Kelsey Alejandra Moore is a Provost’s Distinguished Faculty Fellow and Assistant Professor of African American History and Black Studies. Her work focuses on rural black southern histories, raising questions about race, religion, and culture in the 20th century. Her current book, What the Dead Witnessed, interrogates how rural development in South Carolina’s Santee-Cooper basin inflicted spiritual, ecological, and epistemic violence against black and indigenous peoples. Through a close examination of the Santee-Cooper Hydroelectric and Navigation Project, What the Dead Witnessed demonstrates how the ritualistic nature of modernization collapsed various notions of time, space, and place.

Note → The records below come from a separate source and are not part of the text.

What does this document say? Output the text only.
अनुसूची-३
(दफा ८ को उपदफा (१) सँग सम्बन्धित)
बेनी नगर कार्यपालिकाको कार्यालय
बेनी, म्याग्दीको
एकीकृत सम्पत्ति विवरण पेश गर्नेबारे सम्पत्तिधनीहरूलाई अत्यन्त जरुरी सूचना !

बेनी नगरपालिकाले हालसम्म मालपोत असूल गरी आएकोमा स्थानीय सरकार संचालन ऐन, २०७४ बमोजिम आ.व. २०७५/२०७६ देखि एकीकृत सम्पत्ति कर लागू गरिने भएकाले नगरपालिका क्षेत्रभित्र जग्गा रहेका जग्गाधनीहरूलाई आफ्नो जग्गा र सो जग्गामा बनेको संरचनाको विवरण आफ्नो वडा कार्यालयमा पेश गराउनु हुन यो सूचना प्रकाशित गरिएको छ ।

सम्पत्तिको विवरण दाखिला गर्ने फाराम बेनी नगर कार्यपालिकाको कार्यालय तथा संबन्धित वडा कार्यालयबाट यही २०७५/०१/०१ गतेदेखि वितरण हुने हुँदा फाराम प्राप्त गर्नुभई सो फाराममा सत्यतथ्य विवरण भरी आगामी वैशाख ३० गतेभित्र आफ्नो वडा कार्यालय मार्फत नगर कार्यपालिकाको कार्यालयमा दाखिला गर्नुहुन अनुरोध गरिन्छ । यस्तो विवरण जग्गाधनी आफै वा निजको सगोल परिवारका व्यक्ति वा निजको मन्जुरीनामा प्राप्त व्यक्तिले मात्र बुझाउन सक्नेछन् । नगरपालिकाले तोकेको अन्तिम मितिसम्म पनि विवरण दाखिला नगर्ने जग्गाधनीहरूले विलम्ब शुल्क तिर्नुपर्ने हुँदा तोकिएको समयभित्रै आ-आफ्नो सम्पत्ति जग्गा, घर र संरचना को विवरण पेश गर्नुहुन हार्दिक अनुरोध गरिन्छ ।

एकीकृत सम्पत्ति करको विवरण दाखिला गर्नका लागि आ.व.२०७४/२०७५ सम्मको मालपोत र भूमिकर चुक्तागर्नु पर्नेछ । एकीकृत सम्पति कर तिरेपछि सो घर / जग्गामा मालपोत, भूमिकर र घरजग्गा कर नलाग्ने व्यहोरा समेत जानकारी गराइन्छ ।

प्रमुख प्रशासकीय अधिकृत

As an inaugural 2022-2023 Crossroads Research Fellow based at Princeton University, Moore created “We Just Don’t Trust Our Memories to Stone ,” a digital project that remaps cemeteries flooded by the Santee-Cooper Hydroelectric and Navigation Project. In doing so, the digital project remembers various Conjure knowledge(s) necessary to the lives and deaths of black South Carolinians. 

Before coming to Georgetown, Moore received her M.A. and Ph.D. in History from Johns Hopkins University. She received a Dual B.A. in Africana Studies and Public Policy at New York University, where she graduated summa cum laude as the 2019 Valedictorian of the College and Arts and Science. 

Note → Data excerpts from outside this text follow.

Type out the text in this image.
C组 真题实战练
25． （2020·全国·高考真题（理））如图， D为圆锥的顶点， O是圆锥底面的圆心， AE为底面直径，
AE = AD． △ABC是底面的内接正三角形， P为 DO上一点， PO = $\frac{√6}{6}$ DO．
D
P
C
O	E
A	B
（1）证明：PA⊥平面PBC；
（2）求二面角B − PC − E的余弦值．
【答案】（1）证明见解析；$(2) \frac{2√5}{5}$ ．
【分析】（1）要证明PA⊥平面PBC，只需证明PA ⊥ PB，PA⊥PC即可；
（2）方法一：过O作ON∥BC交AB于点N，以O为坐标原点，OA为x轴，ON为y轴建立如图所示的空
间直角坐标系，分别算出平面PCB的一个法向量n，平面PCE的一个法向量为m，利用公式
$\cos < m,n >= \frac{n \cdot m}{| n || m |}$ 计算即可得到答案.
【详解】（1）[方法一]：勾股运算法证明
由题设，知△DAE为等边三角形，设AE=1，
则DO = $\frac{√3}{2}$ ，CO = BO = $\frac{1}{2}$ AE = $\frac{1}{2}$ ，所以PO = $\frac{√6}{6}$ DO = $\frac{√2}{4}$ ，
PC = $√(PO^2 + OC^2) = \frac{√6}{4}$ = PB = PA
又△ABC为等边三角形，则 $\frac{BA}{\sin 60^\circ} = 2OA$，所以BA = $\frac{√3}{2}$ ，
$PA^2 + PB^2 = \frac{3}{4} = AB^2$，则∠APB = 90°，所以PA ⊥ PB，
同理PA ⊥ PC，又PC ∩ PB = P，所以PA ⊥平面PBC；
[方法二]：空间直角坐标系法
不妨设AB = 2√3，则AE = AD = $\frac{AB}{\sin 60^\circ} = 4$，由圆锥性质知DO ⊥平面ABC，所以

When she is not researching, Moore enjoys spending time with her two cats, Liberation and Abolition and baking vegan chocolate chip cookies.

Emma Smith

School of Foreign Service

Emma Smith (she/her) is a development economist with a focus on refugees, migration, and social norms. One main strand of Emma’s research aims to understand how refugees make economic decisions and what interventions can meet the pressing needs of forcibly displaced people. Emma often works in collaboration with humanitarian organizations, and her research has looked at barriers to mental health care-seeking, effectiveness of shelter interventions, and access to remote work opportunities. In a second strand of research, Emma focuses on the effects of social norms broadly, with work on mental health stigma and gender norms. Emma holds a PhD in Public Policy from Harvard University and a bachelor’s in both Economics and Middle Eastern Studies from Wellesley College. Emma was born and raised on the island of St. Croix in the US Virgin Islands. In her free time she loves to backpack, cook, eat, garden, and climb.